DMARC Policy Strength
What This Check Does
The DMARC Policy Strength check examines your DMARC record to verify that the policy is not set to "p=none" without a subdomain policy override (sp=quarantine or sp=reject). A DMARC policy of "p=none" only monitors email authentication failures without taking any enforcement action, leaving your domain vulnerable to spoofing.
DNS Spy reads your _dmarc TXT record and evaluates the "p" tag. If it finds "p=none" with no stronger subdomain policy, this check fails.
Why It Matters
DMARC (Domain-based Message Authentication, Reporting & Conformance) is designed to prevent email spoofing and phishing. However, a policy of "p=none" is essentially monitoring-only — it tells receiving mail servers to deliver spoofed emails anyway, just send reports about them. This provides visibility but zero protection against attackers sending fraudulent emails from your domain.
While "p=none" is acceptable during initial DMARC deployment to gather data, it should be transitioned to "p=quarantine" or "p=reject" as quickly as possible. Leaving it at "p=none" indefinitely defeats the purpose of DMARC.

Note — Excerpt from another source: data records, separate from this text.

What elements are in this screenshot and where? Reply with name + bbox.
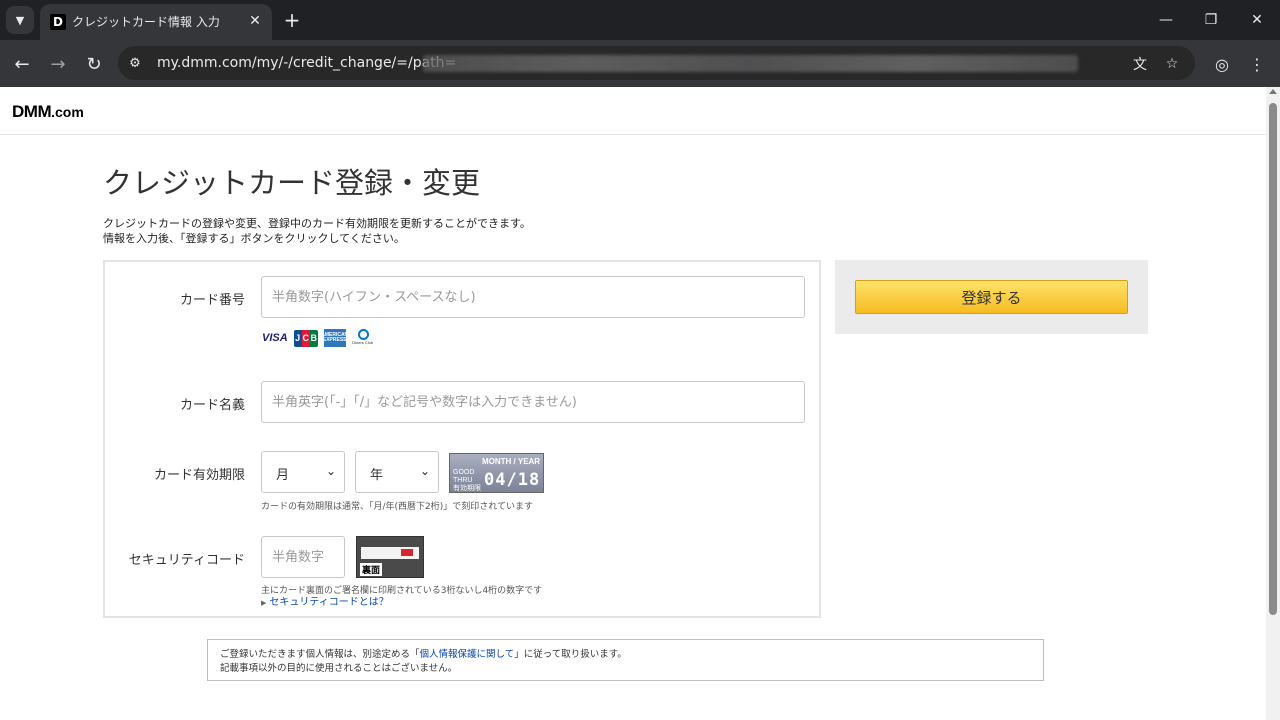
card-number-input[interactable]	[261, 276, 805, 318]
expiry-sample-good-thru: GOOD THRU 有効期限	[453, 469, 481, 493]
register-button[interactable]: 登録する	[855, 280, 1128, 314]
privacy-line-1-before: ご登録いただきます個人情報は、別途定める「	[220, 649, 420, 660]
privacy-line-1-after: 」に従って取り扱います。	[514, 649, 627, 660]
expiry-hint: カードの有効期限は通常、「月/年(西暦下2桁)」で刻印されています	[261, 502, 534, 512]
lead-line-2: 情報を入力後、「登録する」ボタンをクリックしてください。	[103, 232, 405, 245]
expiry-year-value: 年	[370, 468, 384, 483]
visa-logo-icon: VISA	[262, 332, 288, 344]
jcb-letter-b: B	[309, 329, 318, 347]
card-form: カード番号 VISA J C B AMERICAN EXPRESS Diners…	[103, 260, 821, 618]
diners-ring	[357, 329, 369, 340]
expiry-label: カード有効期限	[153, 468, 245, 483]
lead-text: クレジットカードの登録や変更、登録中のカード有効期限を更新することができます。 …	[103, 216, 531, 246]
expiry-sample-date: 04/18	[484, 470, 541, 490]
scroll-up-arrow-icon[interactable]	[1269, 89, 1277, 94]
site-header: DMM.com	[0, 87, 1266, 135]
scrollbar-thumb[interactable]	[1269, 103, 1277, 615]
diners-text: Diners Club	[352, 340, 374, 345]
security-code-highlight	[401, 549, 413, 556]
profile-avatar-icon[interactable]: ◎	[1210, 52, 1234, 76]
card-brand-logos: VISA J C B AMERICAN EXPRESS Diners Club	[262, 329, 374, 347]
submit-panel: 登録する	[835, 260, 1148, 334]
dmm-favicon-icon: D	[50, 14, 66, 30]
jcb-logo-icon: J C B	[293, 329, 318, 347]
expiry-sample-yuko: 有効期限	[453, 485, 481, 492]
url-text: my.dmm.com/my/-/credit_change/=/path=	[157, 55, 457, 71]
jcb-letter-j: J	[293, 329, 302, 347]
url-redacted-blur	[423, 55, 1078, 72]
privacy-line-2: 記載事項以外の目的に使用されることはございません。	[220, 663, 458, 674]
privacy-notice: ご登録いただきます個人情報は、別途定める「個人情報保護に関して」に従って取り扱い…	[207, 639, 1044, 681]
expiry-year-select[interactable]: 年 ⌄	[355, 451, 439, 493]
site-info-tune-icon[interactable]: ⚙	[126, 54, 144, 72]
card-number-label: カード番号	[179, 293, 245, 308]
expiry-month-value: 月	[276, 468, 290, 483]
diners-logo-icon: Diners Club	[352, 329, 374, 347]
page-viewport: DMM.com クレジットカード登録・変更 クレジットカードの登録や変更、登録中…	[0, 87, 1266, 720]
amex-logo-icon: AMERICAN EXPRESS	[321, 329, 348, 347]
card-back-label: 裏面	[360, 563, 383, 576]
card-back-sample-image: 裏面	[356, 536, 424, 578]
browser-menu-kebab-icon[interactable]: ⋮	[1247, 52, 1267, 76]
logo-suffix: .com	[51, 104, 84, 120]
bookmark-star-icon[interactable]: ☆	[1162, 54, 1182, 74]
window-restore-icon[interactable]: ❐	[1193, 6, 1229, 34]
reload-icon[interactable]: ↻	[80, 50, 108, 78]
security-code-label: セキュリティコード	[128, 553, 245, 568]
chevron-down-icon: ⌄	[325, 464, 336, 478]
card-name-input[interactable]	[261, 381, 805, 423]
back-arrow-icon[interactable]: ←	[8, 50, 36, 78]
lead-line-1: クレジットカードの登録や変更、登録中のカード有効期限を更新することができます。	[103, 217, 531, 230]
privacy-line-1: ご登録いただきます個人情報は、別途定める「個人情報保護に関して」に従って取り扱い…	[220, 648, 1031, 662]
page-scrollbar[interactable]	[1266, 87, 1280, 720]
browser-toolbar: ← → ↻ ⚙ my.dmm.com/my/-/credit_change/=/…	[0, 40, 1280, 87]
chevron-down-icon: ⌄	[419, 464, 430, 478]
tab-search-chevron-icon[interactable]: ▼	[6, 6, 34, 34]
new-tab-plus-icon[interactable]: +	[280, 8, 304, 32]
expiry-sample-thru: THRU	[453, 477, 473, 484]
browser-tab-bar: ▼ D クレジットカード情報 入力 ✕ + — ❐ ✕	[0, 0, 1280, 40]
expiry-sample-image: MONTH / YEAR GOOD THRU 有効期限 04/18	[449, 453, 544, 493]
forward-arrow-icon[interactable]: →	[44, 50, 72, 78]
card-name-label: カード名義	[179, 398, 245, 413]
logo-main: DMM	[12, 102, 52, 121]
expiry-sample-header: MONTH / YEAR	[482, 457, 541, 466]
page-title: クレジットカード登録・変更	[103, 166, 481, 200]
expiry-month-select[interactable]: 月 ⌄	[261, 451, 345, 493]
window-close-icon[interactable]: ✕	[1239, 6, 1275, 34]
dmm-logo[interactable]: DMM.com	[12, 102, 84, 122]
tab-title: クレジットカード情報 入力	[72, 15, 220, 29]
window-minimize-icon[interactable]: —	[1148, 6, 1184, 34]
translate-icon[interactable]: 文	[1130, 54, 1150, 74]
browser-tab[interactable]: D クレジットカード情報 入力 ✕	[40, 4, 272, 40]
security-code-help-link[interactable]: ▶ セキュリティコードとは？	[261, 593, 389, 608]
tab-close-icon[interactable]: ✕	[246, 12, 264, 30]
jcb-letter-c: C	[301, 329, 310, 347]
expiry-sample-good: GOOD	[453, 469, 475, 476]
triangle-right-icon: ▶	[261, 599, 267, 607]
address-bar[interactable]: ⚙ my.dmm.com/my/-/credit_change/=/path= …	[118, 46, 1195, 80]
privacy-policy-link[interactable]: 個人情報保護に関して	[420, 649, 515, 660]
security-code-help-text: セキュリティコードとは？	[269, 597, 389, 608]
security-code-input[interactable]	[261, 536, 345, 578]
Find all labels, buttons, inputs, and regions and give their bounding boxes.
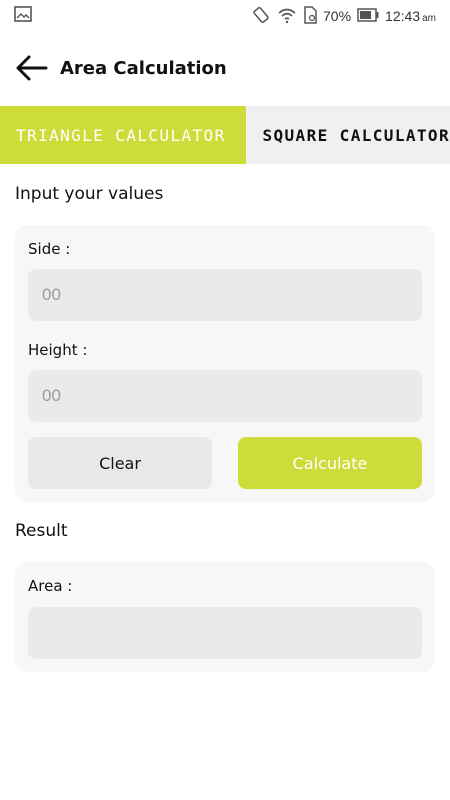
arrow-left-icon: [16, 55, 48, 81]
status-right: 70% 12:43 am: [251, 5, 436, 28]
sim-card-icon: [303, 5, 317, 27]
tab-square-calculator[interactable]: SQUARE CALCULATOR: [246, 106, 450, 164]
area-result-field: [28, 607, 422, 659]
clear-button[interactable]: Clear: [28, 437, 212, 489]
gallery-icon: [14, 6, 32, 26]
page-title: Area Calculation: [60, 57, 227, 79]
battery-icon: [357, 7, 379, 25]
rotate-icon: [251, 5, 271, 28]
calculate-button[interactable]: Calculate: [238, 437, 422, 489]
result-card: Area :: [15, 562, 435, 672]
tab-bar: TRIANGLE CALCULATOR SQUARE CALCULATOR: [0, 106, 450, 164]
area-label: Area :: [28, 577, 73, 595]
tab-triangle-calculator[interactable]: TRIANGLE CALCULATOR: [0, 106, 247, 164]
result-section-title: Result: [15, 521, 68, 541]
side-input[interactable]: [28, 269, 422, 321]
clock-ampm: am: [422, 13, 436, 24]
app-bar: Area Calculation: [0, 40, 450, 96]
side-label: Side :: [28, 240, 71, 258]
wifi-icon: [277, 6, 297, 27]
clock-time: 12:43: [385, 8, 421, 24]
height-label: Height :: [28, 341, 88, 359]
input-section-title: Input your values: [15, 184, 164, 204]
status-time: 12:43 am: [385, 8, 436, 24]
back-button[interactable]: [14, 50, 50, 86]
input-card: Side : Height : Clear Calculate: [15, 225, 435, 502]
height-input[interactable]: [28, 370, 422, 422]
status-left: [14, 6, 32, 26]
battery-percent: 70%: [323, 8, 352, 24]
status-bar: 70% 12:43 am: [0, 0, 450, 32]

NIST SP 800-81, Section 6, addresses email security best practices. Enforcing DMARC policies is a key component of protecting your domain against email-based attacks. DNS Spy helps you identify and strengthen weak DMARC policies.
NIST SP 800-81 Compliance
Section 6 of the NIST Secure DNS Deployment Guide covers email security, emphasizing the importance of authentication mechanisms like DMARC. An enforced DMARC policy (quarantine or reject) is essential for compliance. DNS Spy monitors your DMARC policy strength and alerts you when it falls below recommended enforcement levels.

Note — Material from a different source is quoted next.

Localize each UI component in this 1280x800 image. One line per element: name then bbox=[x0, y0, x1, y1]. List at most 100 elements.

Good vs. Bad Configuration
Bad Configuration
v=DMARC1; p=none; rua=mailto:dmarc@example.com — This only monitors without enforcement. Spoofed emails will still be delivered to recipients.
Good Configuration
v=DMARC1; p=reject; rua=mailto:dmarc@example.com; ruf=mailto:dmarc-forensic@example.com — This tells receiving servers to reject emails that fail DMARC authentication, providing strong protection against spoofing.
How DNS Spy Monitors This
DNS Spy checks your _dmarc TXT record during each monitoring cycle, evaluating both the main policy (p=) and subdomain policy (sp=) tags. If the policy is set to 'none' without a stronger subdomain override, an alert is triggered. DNS Spy tracks policy changes over time, helping you verify that your DMARC enforcement is progressing from monitoring to full enforcement.